6 Responses to My Little Hut in the Woods

  1. Marvelous….Love it. It seems skillfully done. Surely not your first build?

    on another note
    ran across this if any interested
    Frank Lloyd Wright’s Final Design/Build (sort of)
    up for auction

    https://realestate.ha.com/information/luxury-real-estate-showcase.s?saleNo=20003
    It will go to auction on Oct. 16 with no reserve.

    Wright had been working with Rattenbury on the Lykes House sketches and had chosen the building site and designed the furniture and built-ins for the home when he became ill and died at age 91.

  2. I’ve always had mixed feelings about Frank Lloyd Wright. I greatly admire how his buildings look but, unfortunately, he was more of an artist than an engineer and many of them had serious structural problems that had to be fixed at a cost of $millions to the unfortunate owners. If it had not been for the secret addition of extra supporting steel by the worried builder, his masterpiece “Fallingwater” would have been “Fallingconcrete”.

    He was also an arrogant pig with a very questionable personal life and never actually qualified as an architect.

    However, he was undoubtedly a genius and I love his work. I’d just never buy one!

  3. Yes to all. Oddly, just watched a clip from some program, the person interviewed claimed that the roofs on all of Wright’s buildings leaked. No idea if true, but from what I’ve read wouldn’t be surprised.

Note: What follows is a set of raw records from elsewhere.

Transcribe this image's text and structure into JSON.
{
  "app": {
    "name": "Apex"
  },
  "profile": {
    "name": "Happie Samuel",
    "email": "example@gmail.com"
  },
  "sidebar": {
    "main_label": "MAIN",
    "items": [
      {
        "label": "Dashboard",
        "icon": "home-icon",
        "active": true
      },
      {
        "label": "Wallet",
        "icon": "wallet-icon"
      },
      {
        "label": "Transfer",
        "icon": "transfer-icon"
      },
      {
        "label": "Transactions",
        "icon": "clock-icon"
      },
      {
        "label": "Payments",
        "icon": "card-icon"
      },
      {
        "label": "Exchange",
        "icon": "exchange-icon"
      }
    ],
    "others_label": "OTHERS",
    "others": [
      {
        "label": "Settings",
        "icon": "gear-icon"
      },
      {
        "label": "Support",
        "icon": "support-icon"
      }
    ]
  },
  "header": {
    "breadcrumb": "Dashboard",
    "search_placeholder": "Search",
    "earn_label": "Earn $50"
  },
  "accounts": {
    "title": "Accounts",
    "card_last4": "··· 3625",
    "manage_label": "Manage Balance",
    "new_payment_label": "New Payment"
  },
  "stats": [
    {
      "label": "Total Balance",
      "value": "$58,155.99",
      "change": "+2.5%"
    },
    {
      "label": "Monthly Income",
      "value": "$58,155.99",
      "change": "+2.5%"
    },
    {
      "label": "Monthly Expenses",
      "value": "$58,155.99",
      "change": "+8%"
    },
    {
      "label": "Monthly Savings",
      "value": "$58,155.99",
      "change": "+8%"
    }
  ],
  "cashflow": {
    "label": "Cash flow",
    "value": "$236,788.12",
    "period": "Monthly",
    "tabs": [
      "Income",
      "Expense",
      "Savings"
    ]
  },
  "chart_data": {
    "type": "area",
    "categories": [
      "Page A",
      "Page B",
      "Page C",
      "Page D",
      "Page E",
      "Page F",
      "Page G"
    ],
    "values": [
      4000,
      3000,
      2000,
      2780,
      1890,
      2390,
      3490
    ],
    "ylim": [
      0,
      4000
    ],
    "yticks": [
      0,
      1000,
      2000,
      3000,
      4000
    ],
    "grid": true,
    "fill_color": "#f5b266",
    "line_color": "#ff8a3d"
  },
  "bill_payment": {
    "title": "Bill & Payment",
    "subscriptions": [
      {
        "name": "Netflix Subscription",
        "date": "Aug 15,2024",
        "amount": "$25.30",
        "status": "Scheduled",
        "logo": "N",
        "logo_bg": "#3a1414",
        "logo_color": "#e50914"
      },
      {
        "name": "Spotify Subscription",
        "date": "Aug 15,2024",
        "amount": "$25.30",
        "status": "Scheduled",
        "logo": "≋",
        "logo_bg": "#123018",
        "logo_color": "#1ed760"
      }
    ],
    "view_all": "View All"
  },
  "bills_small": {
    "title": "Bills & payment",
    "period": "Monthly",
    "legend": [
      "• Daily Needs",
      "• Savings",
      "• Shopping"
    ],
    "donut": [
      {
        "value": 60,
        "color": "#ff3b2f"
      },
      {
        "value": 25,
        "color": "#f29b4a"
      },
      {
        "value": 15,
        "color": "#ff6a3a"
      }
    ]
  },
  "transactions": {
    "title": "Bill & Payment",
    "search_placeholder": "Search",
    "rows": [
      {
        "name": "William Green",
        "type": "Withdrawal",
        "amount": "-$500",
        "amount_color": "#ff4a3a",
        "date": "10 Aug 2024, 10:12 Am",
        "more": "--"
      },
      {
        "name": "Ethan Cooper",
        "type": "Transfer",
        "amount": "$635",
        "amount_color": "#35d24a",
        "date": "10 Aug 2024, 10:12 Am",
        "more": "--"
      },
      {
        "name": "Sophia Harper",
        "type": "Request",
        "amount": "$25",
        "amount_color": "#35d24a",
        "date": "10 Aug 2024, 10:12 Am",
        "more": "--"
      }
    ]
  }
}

    a couple of yrs back, when I was reading up a bit on him, I read that he had not actually graduated from Architectural school, only worked as an apprentice and yes, that is lots of “training”, but…

    I was discussing him with someone, and they got all indignant that I should criticize him, saying it was his (Wright’s ) job to make them structurally sound, it was the “engineer’s”. Personally, if I hire someone to draw up plans to build me a house/building, I expect the dam thing to not leak, and to be structurally sound and habitable, if built according to plan. Otherwise…it is malarkey.

  4. Feels a little bit like the stories about monks who slept in their coffins to remind themselves of their mortality… but it does display how little we really need to get by. Very much akin to Sam Gribley’s hollowed-out tree home in ‘My Side of the Mountain.’
    As for Wright, here’s a story I did years ago about the restoration of Fallingwater: https://vimeo.com/121810832
    Always enjoy the blog, Lloyd!
    Ed

  5. Great, Ed! I was a FLW fan in the early ’60s. We went to Taliesin West (on the same trip hung out a bit with Paolo Soleri at his compound in Scottsdale). Slept on the deck of a burned-down FLW house nearby. Visited the house (in Pasadena?) with imprinted concrete blocks and also got a tour of a home in Marin County by a guy named Berger who built it himself. So FLS’s engineering sucked. He was an artist!

  6. I don’t know if you’re aware of it, but Soleri was in FLW’s cult The Fellowship,and was exiled by the Master. It’s thought that he began Arcosanti nearby Taliesin West as a sort of slap in the face to Wright. Arcosanti is now a shopworn tourist attraction, nothing new has been built there since the ’80s. I do believe Soleri was sincere and serious, not a charlatan, but his followers have been log-rolling for decades.
    Wright came from a period during which architects largely WERE expected to possess engineering chops, which is no longer the case. His understanding of structure was sound, for the most part; the calculations for the cantilever at Fallingwater were done on the fly Roofs leaked, he was sanguine about it, or even defiant, dismissing it as a trifling shortcoming. FLW did not go to Harvard, CalPoly, Berkeley- he completely lacked any bona fides! . Withal, he was mentored by Sullivan, which just might count for something…
    His genius aside, he and Olgivana ran a cult, ruined lives.